Она понимает: все кончено. Но не может остановиться. Ей надо привыкнуть к своему новому голосу.
Да, я умерла. Я знала, что умерла, когда попала сюда, но не хотела говорить первой. Не сразу же по прибытии. Видишь ли, я сомневалась. Все казалось мне таким новым, и водяные баки на крышах, и широкие авеню, и тяжелые стеклянные двери, и мальчишки, игравшие на тротуаре в тачбол. Точно я первый раз очутилась в Нью-Йорке. Порой восприятие реальности мне изменяет. Но я еще никогда не чувствовала себя настолько живой, как сейчас. Вот что странно. И твое присутствие. Ты слушаешь. Или просто глядишь на мое лицо, пока я сплю; ты говорил, оно всегда такое спокойное. Я знаю, ты далеко… Наверное, ты говоришь мне слова, чтобы все разъяснить. А ведь в словах, пожалуй, и нет нужды. По сути, женщины хотят только счастья, говорил ты, хотят счастья больше, чем правды и власти. Мне же важна правда. И теперь, когда я умерла, мне важна только правда.
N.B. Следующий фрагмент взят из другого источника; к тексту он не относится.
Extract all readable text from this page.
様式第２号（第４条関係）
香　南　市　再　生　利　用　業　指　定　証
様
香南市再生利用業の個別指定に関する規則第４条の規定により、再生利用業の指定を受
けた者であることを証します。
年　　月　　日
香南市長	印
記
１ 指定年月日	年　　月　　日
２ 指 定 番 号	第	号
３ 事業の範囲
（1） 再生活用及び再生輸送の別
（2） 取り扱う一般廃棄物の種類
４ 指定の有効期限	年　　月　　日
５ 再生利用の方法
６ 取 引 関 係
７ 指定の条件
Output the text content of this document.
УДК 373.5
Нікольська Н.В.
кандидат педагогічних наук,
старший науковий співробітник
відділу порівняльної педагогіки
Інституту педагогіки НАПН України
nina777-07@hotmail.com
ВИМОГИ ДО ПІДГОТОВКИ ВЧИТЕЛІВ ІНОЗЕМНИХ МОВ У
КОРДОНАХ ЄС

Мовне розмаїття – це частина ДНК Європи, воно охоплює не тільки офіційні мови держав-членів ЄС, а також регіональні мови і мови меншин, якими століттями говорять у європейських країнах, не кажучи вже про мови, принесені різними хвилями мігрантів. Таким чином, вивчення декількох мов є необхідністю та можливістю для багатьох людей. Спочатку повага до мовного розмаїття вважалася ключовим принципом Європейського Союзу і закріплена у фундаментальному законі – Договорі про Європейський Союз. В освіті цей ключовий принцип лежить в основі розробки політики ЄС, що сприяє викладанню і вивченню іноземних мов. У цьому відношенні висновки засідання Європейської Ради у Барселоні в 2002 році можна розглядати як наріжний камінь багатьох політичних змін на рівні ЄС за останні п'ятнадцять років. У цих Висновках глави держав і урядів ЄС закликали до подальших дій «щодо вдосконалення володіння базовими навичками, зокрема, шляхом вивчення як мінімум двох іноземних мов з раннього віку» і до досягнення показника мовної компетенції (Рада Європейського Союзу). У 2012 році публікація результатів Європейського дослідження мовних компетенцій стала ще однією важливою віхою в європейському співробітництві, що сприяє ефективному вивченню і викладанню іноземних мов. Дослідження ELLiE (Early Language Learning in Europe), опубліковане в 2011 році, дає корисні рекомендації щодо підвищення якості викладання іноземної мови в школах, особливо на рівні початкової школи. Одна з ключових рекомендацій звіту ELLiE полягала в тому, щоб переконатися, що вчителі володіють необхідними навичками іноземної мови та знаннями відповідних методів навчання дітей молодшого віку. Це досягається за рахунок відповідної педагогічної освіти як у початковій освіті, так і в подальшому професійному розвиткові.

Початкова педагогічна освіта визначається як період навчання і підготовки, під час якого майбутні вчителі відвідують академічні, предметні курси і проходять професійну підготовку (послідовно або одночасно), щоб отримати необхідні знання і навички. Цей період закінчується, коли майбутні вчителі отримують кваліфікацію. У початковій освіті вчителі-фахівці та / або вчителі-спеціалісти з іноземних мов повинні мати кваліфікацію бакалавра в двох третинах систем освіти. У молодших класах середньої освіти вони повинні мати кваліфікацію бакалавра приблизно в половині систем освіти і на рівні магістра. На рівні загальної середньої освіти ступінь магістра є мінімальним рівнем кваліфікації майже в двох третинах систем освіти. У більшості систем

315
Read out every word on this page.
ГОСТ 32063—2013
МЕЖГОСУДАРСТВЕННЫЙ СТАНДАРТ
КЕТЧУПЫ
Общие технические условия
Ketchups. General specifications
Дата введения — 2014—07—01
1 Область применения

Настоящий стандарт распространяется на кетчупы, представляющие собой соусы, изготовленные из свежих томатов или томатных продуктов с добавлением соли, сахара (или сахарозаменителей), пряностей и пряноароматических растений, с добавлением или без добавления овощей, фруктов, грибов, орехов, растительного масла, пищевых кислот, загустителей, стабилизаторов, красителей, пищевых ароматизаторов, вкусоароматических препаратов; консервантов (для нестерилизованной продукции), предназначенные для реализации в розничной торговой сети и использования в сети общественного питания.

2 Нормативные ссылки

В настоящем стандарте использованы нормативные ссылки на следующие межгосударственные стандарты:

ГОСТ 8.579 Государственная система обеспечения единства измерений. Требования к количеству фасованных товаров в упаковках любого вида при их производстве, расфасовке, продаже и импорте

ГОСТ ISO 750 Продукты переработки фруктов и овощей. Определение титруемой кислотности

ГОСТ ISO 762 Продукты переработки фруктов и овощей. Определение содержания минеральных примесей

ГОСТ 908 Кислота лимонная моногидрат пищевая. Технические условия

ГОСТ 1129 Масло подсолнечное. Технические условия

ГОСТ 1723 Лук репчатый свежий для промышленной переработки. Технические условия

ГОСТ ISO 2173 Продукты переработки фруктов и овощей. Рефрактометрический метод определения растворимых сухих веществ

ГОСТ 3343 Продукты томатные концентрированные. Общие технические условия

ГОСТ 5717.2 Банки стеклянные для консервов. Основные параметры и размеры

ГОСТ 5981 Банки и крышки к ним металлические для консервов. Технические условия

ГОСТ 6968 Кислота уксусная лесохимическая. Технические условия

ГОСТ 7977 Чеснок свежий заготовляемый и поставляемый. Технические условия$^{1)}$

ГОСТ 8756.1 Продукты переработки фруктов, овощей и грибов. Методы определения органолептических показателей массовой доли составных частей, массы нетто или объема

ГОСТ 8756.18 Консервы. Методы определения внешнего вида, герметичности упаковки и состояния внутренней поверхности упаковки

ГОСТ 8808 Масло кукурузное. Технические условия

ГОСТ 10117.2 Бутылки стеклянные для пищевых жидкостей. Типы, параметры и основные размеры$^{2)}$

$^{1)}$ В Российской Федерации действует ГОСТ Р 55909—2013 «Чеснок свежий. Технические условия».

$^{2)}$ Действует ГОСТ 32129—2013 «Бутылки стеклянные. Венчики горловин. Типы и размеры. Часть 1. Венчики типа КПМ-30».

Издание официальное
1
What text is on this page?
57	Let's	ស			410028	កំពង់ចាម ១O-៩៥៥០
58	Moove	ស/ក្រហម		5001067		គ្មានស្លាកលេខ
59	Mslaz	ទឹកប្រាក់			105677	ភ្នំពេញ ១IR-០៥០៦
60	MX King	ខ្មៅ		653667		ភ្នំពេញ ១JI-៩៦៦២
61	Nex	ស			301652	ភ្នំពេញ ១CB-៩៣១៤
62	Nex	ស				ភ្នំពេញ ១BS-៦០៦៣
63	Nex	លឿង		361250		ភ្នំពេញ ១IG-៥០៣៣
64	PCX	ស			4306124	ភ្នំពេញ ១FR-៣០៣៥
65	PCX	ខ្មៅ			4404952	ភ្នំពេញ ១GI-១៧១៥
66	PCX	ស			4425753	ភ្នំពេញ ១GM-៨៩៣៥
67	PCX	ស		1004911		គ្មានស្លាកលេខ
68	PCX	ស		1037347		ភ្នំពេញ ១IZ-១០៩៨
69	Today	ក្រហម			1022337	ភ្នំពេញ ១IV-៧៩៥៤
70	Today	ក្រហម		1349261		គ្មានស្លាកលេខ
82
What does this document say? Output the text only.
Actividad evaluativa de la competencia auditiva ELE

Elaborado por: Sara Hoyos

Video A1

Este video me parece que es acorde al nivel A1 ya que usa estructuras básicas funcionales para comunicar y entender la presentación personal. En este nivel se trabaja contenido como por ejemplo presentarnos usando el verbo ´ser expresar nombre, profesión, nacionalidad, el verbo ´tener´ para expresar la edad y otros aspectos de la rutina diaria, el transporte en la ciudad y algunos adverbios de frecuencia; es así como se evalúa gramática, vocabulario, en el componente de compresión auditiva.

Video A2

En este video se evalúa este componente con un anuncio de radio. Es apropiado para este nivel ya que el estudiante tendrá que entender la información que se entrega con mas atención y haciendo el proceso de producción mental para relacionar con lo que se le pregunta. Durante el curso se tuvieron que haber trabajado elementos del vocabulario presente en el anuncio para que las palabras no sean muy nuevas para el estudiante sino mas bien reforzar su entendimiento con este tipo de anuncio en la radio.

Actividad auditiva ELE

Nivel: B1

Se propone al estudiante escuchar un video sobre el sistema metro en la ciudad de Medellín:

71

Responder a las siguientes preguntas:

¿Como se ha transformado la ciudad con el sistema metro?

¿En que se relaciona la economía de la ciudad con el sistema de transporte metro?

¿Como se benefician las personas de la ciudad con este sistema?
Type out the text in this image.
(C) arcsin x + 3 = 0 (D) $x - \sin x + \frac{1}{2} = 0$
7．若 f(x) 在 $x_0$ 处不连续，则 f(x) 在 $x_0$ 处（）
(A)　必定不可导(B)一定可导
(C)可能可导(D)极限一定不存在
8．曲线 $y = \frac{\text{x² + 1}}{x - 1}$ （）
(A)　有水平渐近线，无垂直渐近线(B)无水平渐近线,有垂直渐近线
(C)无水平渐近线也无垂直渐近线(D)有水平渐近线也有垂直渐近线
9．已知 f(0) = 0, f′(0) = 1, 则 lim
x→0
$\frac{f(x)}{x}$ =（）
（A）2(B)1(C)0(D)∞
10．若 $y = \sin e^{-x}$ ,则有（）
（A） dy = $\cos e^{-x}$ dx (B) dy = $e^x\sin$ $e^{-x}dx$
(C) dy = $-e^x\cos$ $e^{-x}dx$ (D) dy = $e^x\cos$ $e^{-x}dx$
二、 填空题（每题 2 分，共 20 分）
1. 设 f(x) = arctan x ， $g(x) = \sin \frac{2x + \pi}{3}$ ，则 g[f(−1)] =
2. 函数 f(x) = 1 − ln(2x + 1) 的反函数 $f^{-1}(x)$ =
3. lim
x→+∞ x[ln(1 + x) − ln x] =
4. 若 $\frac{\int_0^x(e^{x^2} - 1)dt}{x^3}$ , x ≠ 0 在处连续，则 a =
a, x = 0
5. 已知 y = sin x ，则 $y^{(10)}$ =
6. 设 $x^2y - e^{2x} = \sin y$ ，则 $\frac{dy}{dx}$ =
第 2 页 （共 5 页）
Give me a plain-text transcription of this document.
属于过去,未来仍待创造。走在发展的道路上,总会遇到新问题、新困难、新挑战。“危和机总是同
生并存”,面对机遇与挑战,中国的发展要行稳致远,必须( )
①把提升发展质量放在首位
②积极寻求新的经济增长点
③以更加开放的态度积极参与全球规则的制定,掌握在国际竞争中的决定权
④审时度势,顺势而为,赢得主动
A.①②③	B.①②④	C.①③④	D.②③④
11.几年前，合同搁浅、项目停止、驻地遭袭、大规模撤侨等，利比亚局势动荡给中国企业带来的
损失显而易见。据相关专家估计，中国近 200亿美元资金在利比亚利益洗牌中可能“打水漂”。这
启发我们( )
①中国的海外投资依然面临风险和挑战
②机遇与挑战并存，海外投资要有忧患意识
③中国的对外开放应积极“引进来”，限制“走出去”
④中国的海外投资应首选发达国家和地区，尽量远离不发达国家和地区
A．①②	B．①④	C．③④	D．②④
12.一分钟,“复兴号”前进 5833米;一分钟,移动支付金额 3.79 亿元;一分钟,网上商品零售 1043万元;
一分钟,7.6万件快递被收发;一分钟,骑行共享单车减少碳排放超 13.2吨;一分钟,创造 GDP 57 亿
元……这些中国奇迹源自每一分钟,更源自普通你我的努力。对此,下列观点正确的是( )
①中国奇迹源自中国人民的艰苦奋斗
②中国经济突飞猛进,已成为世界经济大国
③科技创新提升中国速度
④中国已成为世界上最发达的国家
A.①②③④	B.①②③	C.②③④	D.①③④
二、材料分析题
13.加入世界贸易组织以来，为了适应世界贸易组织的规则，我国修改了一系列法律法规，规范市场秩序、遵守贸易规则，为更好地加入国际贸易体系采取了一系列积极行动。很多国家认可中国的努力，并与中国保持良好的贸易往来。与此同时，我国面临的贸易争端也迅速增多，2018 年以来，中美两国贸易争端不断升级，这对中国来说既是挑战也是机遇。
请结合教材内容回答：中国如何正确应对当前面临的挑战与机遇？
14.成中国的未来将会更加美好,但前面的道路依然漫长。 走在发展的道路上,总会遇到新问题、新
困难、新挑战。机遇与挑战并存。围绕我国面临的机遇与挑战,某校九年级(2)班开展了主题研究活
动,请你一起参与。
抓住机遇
Я умерла во вторник вечером, попала под машину, перебегая авеню Георга V. Шел проливной дождь. Я только что вышла из парикмахерской. Машин становилось все больше, но заторы еще не образовались, следовательно, дело близилось к шести. Я заметила свободное такси, махнула шоферу. Ступила на проезжую часть, дожидаясь возможности перейти через дорогу. Увидела, что портье гостиницы на противоположной стороне направился с огромным зонтом к такси, пронзительно дуя в свисток. И рванула вперед. Меня сбила машина, удар отбросил меня на середину дороги. Дальше смутно. Из-за дождя собралась лишь жалкая горстка зевак. Через считаные минуты прибыли скорая и полиция. Движение восстановили менее чем через полчаса.
Все случилось внезапно, да и мысли мои в тот миг где-то витали. Но я точно мертва. Об этом писали в газете. Врачебное заключение лежит в полиции на столе, хотя свидетельство о смерти выдадут лишь завтра утром; “Femme décapitée en 18° arrondisement”, — говорилось во «Франс-суар», и я до сих пор ощущаю, как моя голова отделяется от тела. Оно увеличивается до гигантских размеров, тысячи триллионов его клеток вдруг оказываются на свободе, разлетаются, мчатся, сжимаются в ликовании, устремляются к семи воротам Парижа, к Порт-де-Клиши, Порт-де-ля-Шапель, Порт-д’Орлеан, Порт-де-Версаль, пальцы моих раскинутых рук ныряют в леса Венсена и Булони.